Formatters are initialized with a format string and an optional date/time format string. The latter is used as an argument to the standard library strftime function. Formatters try to avoid needless processing - for example, the creation time is formatted into text using the date format string only if the main format string contains "%(asctime)s". If exception information is required and available, it is formatted using the standard traceback module and appended to the formatted string. It's also cached for subsequent format operations.
Formatting of message arguments is deferred until it cannot be avoided. However, computing the arguments passed to the logging method can also be expensive, and you may want to avoid doing it if the logger will just throw away your event. To decide what to do, you can call the isEnabledFor method which takes a level argument and returns true if the event would be created by the Logger for that level of call. You can write code like this:
logger.debug("Message with %s, %s", expensive_func1(), expensive_func2())
so that if the logger's threshold is set above DEBUG, the calls to expensive_func1 and expensive_func2 are never made.
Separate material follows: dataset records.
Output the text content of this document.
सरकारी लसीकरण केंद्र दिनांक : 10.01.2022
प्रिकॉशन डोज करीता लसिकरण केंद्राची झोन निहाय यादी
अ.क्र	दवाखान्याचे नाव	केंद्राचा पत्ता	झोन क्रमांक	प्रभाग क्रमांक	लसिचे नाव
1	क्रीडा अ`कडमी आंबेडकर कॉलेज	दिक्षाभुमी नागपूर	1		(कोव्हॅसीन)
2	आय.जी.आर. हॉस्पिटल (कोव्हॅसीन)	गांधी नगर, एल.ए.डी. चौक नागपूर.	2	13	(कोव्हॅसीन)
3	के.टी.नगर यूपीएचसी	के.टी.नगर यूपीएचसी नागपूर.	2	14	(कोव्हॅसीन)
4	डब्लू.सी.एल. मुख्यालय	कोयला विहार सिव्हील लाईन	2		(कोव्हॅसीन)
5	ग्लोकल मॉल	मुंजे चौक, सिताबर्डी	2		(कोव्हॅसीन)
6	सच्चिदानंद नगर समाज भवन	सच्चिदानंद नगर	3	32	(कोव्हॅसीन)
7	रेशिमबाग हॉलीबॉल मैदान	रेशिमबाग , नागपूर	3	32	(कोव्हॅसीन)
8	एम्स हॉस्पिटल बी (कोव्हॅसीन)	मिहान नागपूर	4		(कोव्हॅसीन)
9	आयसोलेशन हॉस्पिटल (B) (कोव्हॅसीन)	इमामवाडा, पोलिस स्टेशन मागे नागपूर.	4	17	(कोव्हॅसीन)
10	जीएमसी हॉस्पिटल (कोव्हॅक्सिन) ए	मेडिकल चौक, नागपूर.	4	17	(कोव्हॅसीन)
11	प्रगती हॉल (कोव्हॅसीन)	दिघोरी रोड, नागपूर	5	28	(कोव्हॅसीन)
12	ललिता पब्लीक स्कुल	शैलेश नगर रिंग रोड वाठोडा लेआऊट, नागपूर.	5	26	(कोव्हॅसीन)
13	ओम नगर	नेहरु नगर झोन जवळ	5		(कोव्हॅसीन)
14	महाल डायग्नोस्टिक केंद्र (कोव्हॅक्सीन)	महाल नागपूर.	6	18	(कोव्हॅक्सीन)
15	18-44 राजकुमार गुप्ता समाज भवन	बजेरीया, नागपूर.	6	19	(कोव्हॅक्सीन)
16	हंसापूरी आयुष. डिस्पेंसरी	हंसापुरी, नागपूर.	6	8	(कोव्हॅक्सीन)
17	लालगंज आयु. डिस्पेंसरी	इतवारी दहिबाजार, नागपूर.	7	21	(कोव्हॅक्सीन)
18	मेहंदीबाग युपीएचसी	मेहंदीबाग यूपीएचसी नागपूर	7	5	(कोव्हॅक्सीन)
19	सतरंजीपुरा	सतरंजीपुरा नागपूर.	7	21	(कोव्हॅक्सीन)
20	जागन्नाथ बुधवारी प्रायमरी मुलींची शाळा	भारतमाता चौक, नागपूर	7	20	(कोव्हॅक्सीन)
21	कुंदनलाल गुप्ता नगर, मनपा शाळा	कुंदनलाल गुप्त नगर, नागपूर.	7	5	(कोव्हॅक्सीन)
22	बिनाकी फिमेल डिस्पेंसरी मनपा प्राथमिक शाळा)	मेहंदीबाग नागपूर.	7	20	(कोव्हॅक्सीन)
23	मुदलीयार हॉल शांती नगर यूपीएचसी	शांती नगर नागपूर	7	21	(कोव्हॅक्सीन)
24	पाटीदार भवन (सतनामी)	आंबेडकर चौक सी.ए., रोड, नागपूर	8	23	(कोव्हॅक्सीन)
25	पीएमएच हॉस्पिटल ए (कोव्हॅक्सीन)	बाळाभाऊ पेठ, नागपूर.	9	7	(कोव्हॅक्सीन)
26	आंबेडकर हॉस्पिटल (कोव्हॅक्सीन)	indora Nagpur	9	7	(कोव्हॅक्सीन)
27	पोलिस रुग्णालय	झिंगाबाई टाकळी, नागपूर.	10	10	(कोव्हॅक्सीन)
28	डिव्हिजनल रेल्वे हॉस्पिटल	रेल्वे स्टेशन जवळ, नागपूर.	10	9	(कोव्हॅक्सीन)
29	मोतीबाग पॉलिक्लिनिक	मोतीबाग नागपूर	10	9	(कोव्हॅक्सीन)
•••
There are other optimizations which can be made for specific applications which need more precise control over what logging information is collected. Here's a list of things you can do to avoid processing during logging which you don't need:
|You don't want information about where calls were made from.||Set logging._srcfile to None.|
|You don't want threading information in the log.||Set logging.logThreads to 0.|
|You don't want process information in the log.||Set logging.logProcesses to 0.|
Also note that the core logging module only includes the basic handlers. If you don't import logging.handlers and logging.config, they stay out of your way.
The logging module doesn't use threads itself, but it ensures that it is thread-safe by using a reentrant lock (threading.RLock) to serialize access to internal data structures, as well as to I/O handlers. Each handler instance gets a reentrant lock, and each operation to emit an event is bracketed with a lock acquisition and release.
For casual users of the logging system, or Python novices, it may be too much trouble to create loggers in a namespace hierarchy. For such modes of use, the module defines module level functions debug(), info(), warning(), error() and critical() which delegate to the root logger. If no handler has been configured for this logger, then basicConfig() is called to attach a handler to the root logger. This means that the very simplest use of the logging module is as indicated:
logging.debug("Here's some %s information about %s", "debugging", "something")
logging.info("Here's some %s", "information")
logging.warn("This is your first %s", "warning")
logging.error("To %s is human", "err")
logging.critical("The situation is getting %s", "critical")
logging.exception("Please add a %s to this message", "stack traceback")
What's with the config stuff?
The configuration system in the logging.config is a very basic implementation of a one-shot configuration, not likely to be of much help in sophisticated usage but providing some value for novice and/or casual users. If you don't want to use it, don't - the entire logging system can be programmatically configured, and if you want you can have your own configuration file format and load that using your own code, making logging API calls to actually do the configing of loggers, handlers etc. The implementation uses ConfigParser (in order to avoid having yet another configuration meta-format) and so the format is more verbose than it could be.